Estados e Distrito Federal poderão reverter parte dos juros de suas dívidas com a União em áreas como educação profissional e técnica de nível médio, universidades estaduais, infraestrutura para a universalização do ensino infantil e educação em tempo integral, além de ações voltadas para outras áreas.
O governo regional que investir em projetos
de educação previstos na lei de renegociação reduz o juro em até 2 pontos
percentuais, pagando IPCA + 2%. Ainda pode haver corte adicional de juro se
cumpridos requisitos de investimento em infraestrutura e segurança pública,
além de aportes a um fundo de equalização que favoreça todos os Estados, em
especial aqueles que pagaram suas contas em dia e demonstraram bastante
desconforto, no início das conversas, quando a proposta inicial de renegociação
indicava favorecimento apenas aos Estados com problemas para pagar suas
dívidas.
A menina dos olhos do ministro da Educação,
Camilo Santana, é o ensino técnico profissionalizante, área em que o Brasil
padece com meros 13% do total de matriculados no ensino médio - segundo o
Anuário Brasileiro da Educação Básica 2024 -, pouco mais de um terço da média
de 35% os países da OCDE, espécie de clube de boa governança pública e padrões
econômicos e sociais no qual, pelo menos em tese, o Brasil deseja ingressar.

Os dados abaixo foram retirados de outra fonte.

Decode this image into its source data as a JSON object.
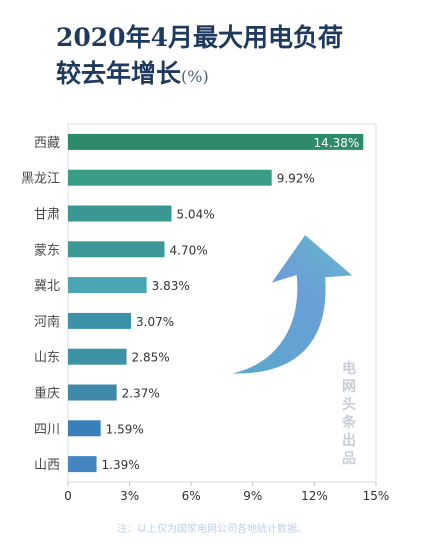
{
  "title": {
    "line1": "2020年4月最大用电负荷",
    "line2": "较去年增长",
    "unit": "(%)"
  },
  "watermark": "电网头条出品",
  "footnote": "注：以上仅为国家电网公司各地统计数据。",
  "chart_data": {
    "type": "bar",
    "orientation": "horizontal",
    "categories": [
      "西藏",
      "黑龙江",
      "甘肃",
      "蒙东",
      "冀北",
      "河南",
      "山东",
      "重庆",
      "四川",
      "山西"
    ],
    "values": [
      14.38,
      9.92,
      5.04,
      4.7,
      3.83,
      3.07,
      2.85,
      2.37,
      1.59,
      1.39
    ],
    "value_labels": [
      "14.38%",
      "9.92%",
      "5.04%",
      "4.70%",
      "3.83%",
      "3.07%",
      "2.85%",
      "2.37%",
      "1.59%",
      "1.39%"
    ],
    "bar_colors": [
      "#2e8b6a",
      "#3a9e86",
      "#3a9792",
      "#3d9898",
      "#4aa6b3",
      "#3e92a8",
      "#3d92a6",
      "#3e8aa8",
      "#3a7fba",
      "#4485c2"
    ],
    "xlim": [
      0,
      15
    ],
    "xticks": [
      0,
      3,
      6,
      9,
      12,
      15
    ],
    "xtick_labels": [
      "0",
      "3%",
      "6%",
      "9%",
      "12%",
      "15%"
    ],
    "xlabel": "",
    "ylabel": "",
    "grid": false,
    "decoration": "curved-up-arrow"
  }
}
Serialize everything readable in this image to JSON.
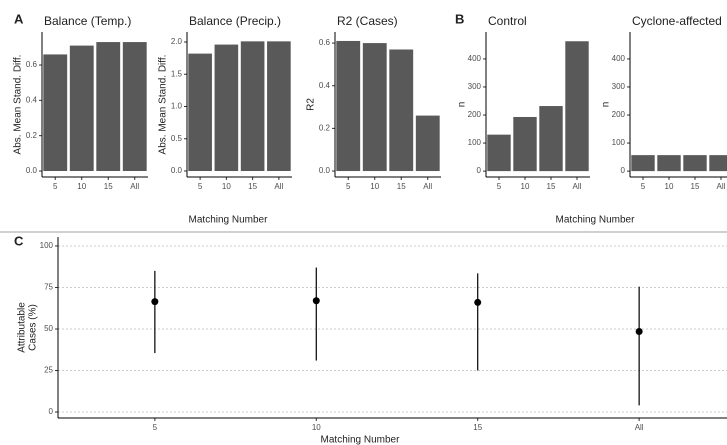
{
  "chart_data": [
    {
      "type": "bar",
      "panel": "A",
      "title": "Balance (Temp.)",
      "y_label": "Abs. Mean Stand. Diff.",
      "categories": [
        "5",
        "10",
        "15",
        "All"
      ],
      "values": [
        0.66,
        0.71,
        0.73,
        0.73
      ],
      "color": "#595959",
      "ylim": [
        -0.034,
        0.787
      ],
      "yticks": [
        {
          "value": 0,
          "label": "0.0"
        },
        {
          "value": 0.2,
          "label": "0.2"
        },
        {
          "value": 0.4,
          "label": "0.4"
        },
        {
          "value": 0.6,
          "label": "0.6"
        }
      ]
    },
    {
      "type": "bar",
      "title": "Balance (Precip.)",
      "y_label": "Abs. Mean Stand. Diff.",
      "x_label": "Matching Number",
      "categories": [
        "5",
        "10",
        "15",
        "All"
      ],
      "values": [
        1.82,
        1.96,
        2.01,
        2.01
      ],
      "color": "#595959",
      "ylim": [
        -0.093,
        2.155
      ],
      "yticks": [
        {
          "value": 0,
          "label": "0.0"
        },
        {
          "value": 0.5,
          "label": "0.5"
        },
        {
          "value": 1,
          "label": "1.0"
        },
        {
          "value": 1.5,
          "label": "1.5"
        },
        {
          "value": 2,
          "label": "2.0"
        }
      ]
    },
    {
      "type": "bar",
      "title": "R2 (Cases)",
      "y_label": "R2",
      "categories": [
        "5",
        "10",
        "15",
        "All"
      ],
      "values": [
        0.61,
        0.6,
        0.57,
        0.26
      ],
      "color": "#595959",
      "ylim": [
        -0.028,
        0.652
      ],
      "yticks": [
        {
          "value": 0,
          "label": "0.0"
        },
        {
          "value": 0.2,
          "label": "0.2"
        },
        {
          "value": 0.4,
          "label": "0.4"
        },
        {
          "value": 0.6,
          "label": "0.6"
        }
      ]
    },
    {
      "type": "bar",
      "panel": "B",
      "title": "Control",
      "y_label": "n",
      "x_label": "Matching Number",
      "categories": [
        "5",
        "10",
        "15",
        "All"
      ],
      "values": [
        130,
        193,
        232,
        463
      ],
      "color": "#595959",
      "ylim": [
        -21,
        496
      ],
      "yticks": [
        0,
        100,
        200,
        300,
        400
      ]
    },
    {
      "type": "bar",
      "title": "Cyclone-affected",
      "y_label": "n",
      "categories": [
        "5",
        "10",
        "15",
        "All"
      ],
      "values": [
        57,
        57,
        57,
        57
      ],
      "color": "#595959",
      "ylim": [
        -21,
        496
      ],
      "yticks": [
        0,
        100,
        200,
        300,
        400
      ]
    },
    {
      "type": "pointrange",
      "panel": "C",
      "y_label": [
        "Attributable",
        "Cases (%)"
      ],
      "x_label": "Matching Number",
      "categories": [
        "5",
        "10",
        "15",
        "All"
      ],
      "values": [
        66.5,
        67,
        66,
        48.5
      ],
      "lower": [
        35.5,
        31,
        25,
        4
      ],
      "upper": [
        85,
        87,
        83.5,
        75.5
      ],
      "color": "#000000",
      "ylim": [
        -3.6,
        105.4
      ],
      "yticks": [
        0,
        25,
        50,
        75,
        100
      ],
      "grid": true
    }
  ]
}
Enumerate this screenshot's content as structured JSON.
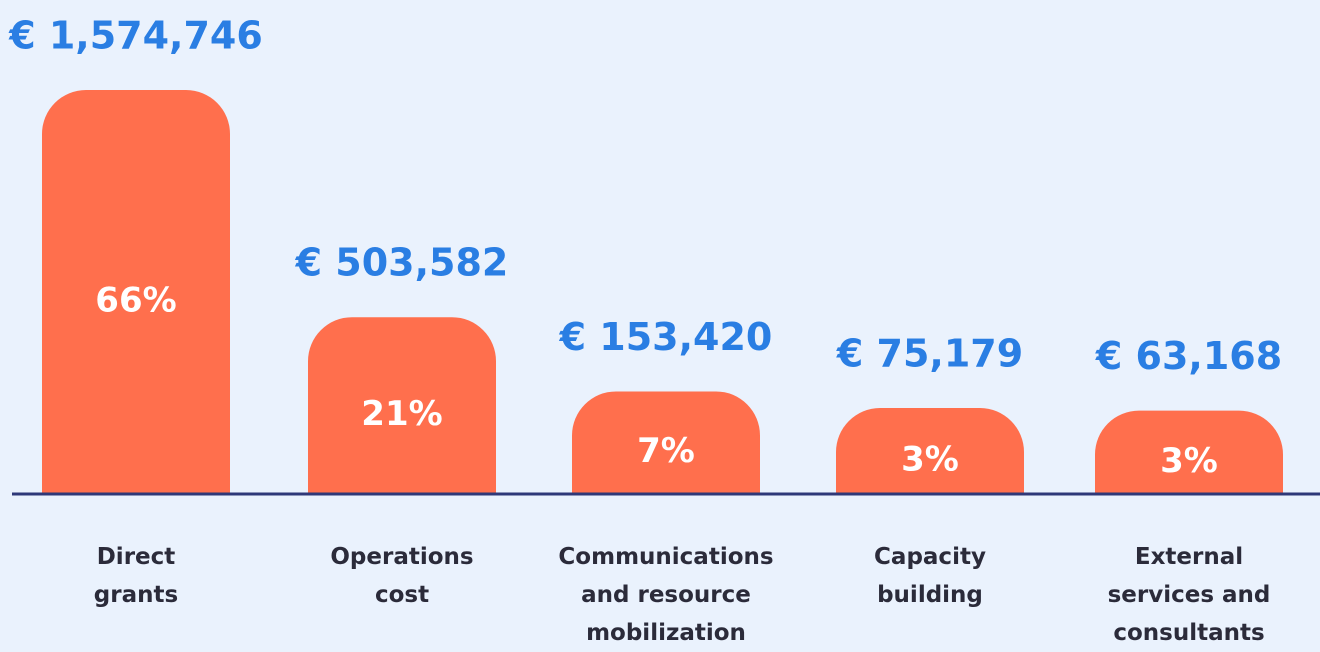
{
  "chart_data": {
    "type": "bar",
    "categories": [
      "Direct grants",
      "Operations cost",
      "Communications and resource mobilization",
      "Capacity building",
      "External services and consultants"
    ],
    "values": [
      1574746,
      503582,
      153420,
      75179,
      63168
    ],
    "value_labels": [
      "€ 1,574,746",
      "€ 503,582",
      "€ 153,420",
      "€ 75,179",
      "€ 63,168"
    ],
    "percentages": [
      66,
      21,
      7,
      3,
      3
    ],
    "percentage_labels": [
      "66%",
      "21%",
      "7%",
      "3%",
      "3%"
    ],
    "color": "#ff6f4d",
    "value_label_color": "#2a7ee3",
    "baseline_color": "#2e3878"
  }
}
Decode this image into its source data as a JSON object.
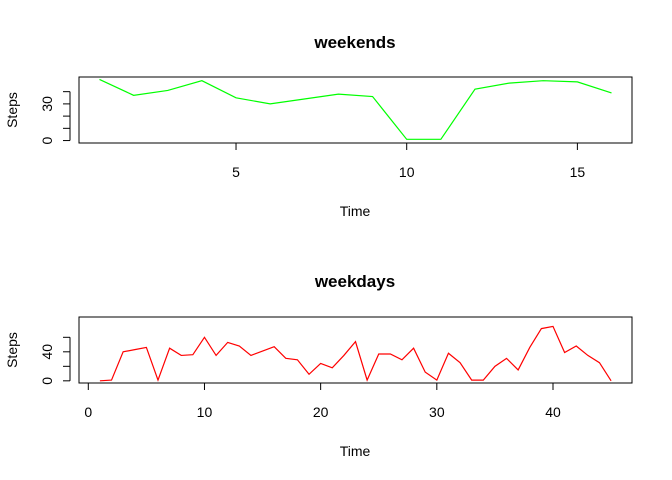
{
  "chart_data": [
    {
      "type": "line",
      "title": "weekends",
      "xlabel": "Time",
      "ylabel": "Steps",
      "xlim": [
        0.4,
        16.6
      ],
      "ylim": [
        -2,
        52
      ],
      "x_ticks": [
        5,
        10,
        15
      ],
      "y_ticks": [
        0,
        30
      ],
      "y_minor_ticks": [
        10,
        20,
        40
      ],
      "grid": false,
      "legend": "none",
      "color": "#00ff00",
      "x": [
        1,
        2,
        3,
        4,
        5,
        6,
        7,
        8,
        9,
        10,
        11,
        12,
        13,
        14,
        15,
        16
      ],
      "values": [
        50,
        37,
        41,
        49,
        35,
        30,
        34,
        38,
        36,
        1,
        1,
        42,
        47,
        49,
        48,
        39
      ]
    },
    {
      "type": "line",
      "title": "weekdays",
      "xlabel": "Time",
      "ylabel": "Steps",
      "xlim": [
        -0.8,
        46.8
      ],
      "ylim": [
        -3,
        88
      ],
      "x_ticks": [
        0,
        10,
        20,
        30,
        40
      ],
      "y_ticks": [
        0,
        40
      ],
      "y_minor_ticks": [
        20,
        60
      ],
      "grid": false,
      "legend": "none",
      "color": "#ff0000",
      "x": [
        1,
        2,
        3,
        4,
        5,
        6,
        7,
        8,
        9,
        10,
        11,
        12,
        13,
        14,
        15,
        16,
        17,
        18,
        19,
        20,
        21,
        22,
        23,
        24,
        25,
        26,
        27,
        28,
        29,
        30,
        31,
        32,
        33,
        34,
        35,
        36,
        37,
        38,
        39,
        40,
        41,
        42,
        43,
        44,
        45
      ],
      "values": [
        0,
        1,
        40,
        43,
        46,
        1,
        45,
        35,
        36,
        60,
        35,
        53,
        48,
        35,
        41,
        47,
        31,
        29,
        9,
        24,
        18,
        35,
        54,
        1,
        37,
        37,
        29,
        45,
        12,
        1,
        38,
        25,
        1,
        1,
        20,
        31,
        15,
        46,
        72,
        75,
        39,
        48,
        35,
        25,
        0
      ]
    }
  ]
}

Não só o ministro vê necessidade de ampliar
as oportunidades de formação técnica qualificada para os estudantes
brasileiros. Estudiosos do tema também insistem nessa tecla, como deixou clara
a série de reportagens que o Valor publicou
sobre o tema no primeiro semestre de 2023.
Para Diogo Jamra, gerente de articulação do
Itaú Educação e Trabalho, a sanção do Propag será fundamental para fortalecer
investimentos em ensino profissionalizante.
A aprovação da proposta, diz, “representa um
momento histórico e essencial para fortalecer a Educação Profissional e
Tecnológica (EPT) no Brasil”. Ele aguarda a sanção da nova lei, que considera
“uma medida valiosa para transformar a vida das juventudes brasileiras, com
direcionamento de bilhões de reais para a expansão com qualidade de formação
profissional digna, resultando em desenvolvimento socioeconômico para todo o
país”.
O impacto positivo na produtividade e no
crescimento da economia brasileira e seu potencial para aumento da renda média
dos novos profissionais é apontado como o principal fator para os defensores do
EPT.
“Investir na EPT é uma importante estratégia
para o crescimento do país”, comenta Jamra. Ele menciona estudo do Itaú
Educação e Trabalho segundo o qual triplicar o número de matriculados no EPT
teria impacto de 2,32% no PIB como efeito do aumento do nível de emprego e da
produtividade.
Além disso, dados mostram que o ensino
profissionalizante não compromete a qualidade do aprendizado. Ao contrário. O
Ideb (Índice de Desenvolvimento da Educação Básica) 2023, divulgado no meio
deste ano, mostra que onde há mais matrículas de ensino médio integradas ao EPT
houve desempenho ligeiramente melhor. O Ceará teve resultado 0,2 ponto
percentual maior no ensino integrado que no ensino médio regular. Na mesma
direção, a diferença foi de 0,1 ponto no Espírito Santo, Pernambuco e São
Paulo. Os quatro Estados lideram o número de matriculados na modalidade.
Aparentemente, há interesse dos próprios
estudantes nesse tipo de ensino. Quando das consultas públicas do MEC sobre a
implementação do novo ensino médio, 80% dos jovens que participaram disseram
ter interesse pelo ensino técnico concomitante ao ensino médio, segundo o
Ministério da Educação.
Quando da aprovação do projeto, Camilo
Santana falou da oportunidade que a medida tem de auxiliar na correção de
alguns desvios dos gastos públicos na educação. O ministro mencionou que o
Brasil investe a média dos países da OCDE no ensino superior, mas apenas um
terço do valor per capita da média da organização na educação básica.
Resta saber qual será o grau de
comprometimento dos governadores com a possibilidade de investir em educação
nos termos da nova lei. Ou se vão preferir manter o atual padrão de
responsabilidade fiscal, cujas consequências são deixar a conta para as próximas
gerações e esperar por uma nova renegociação.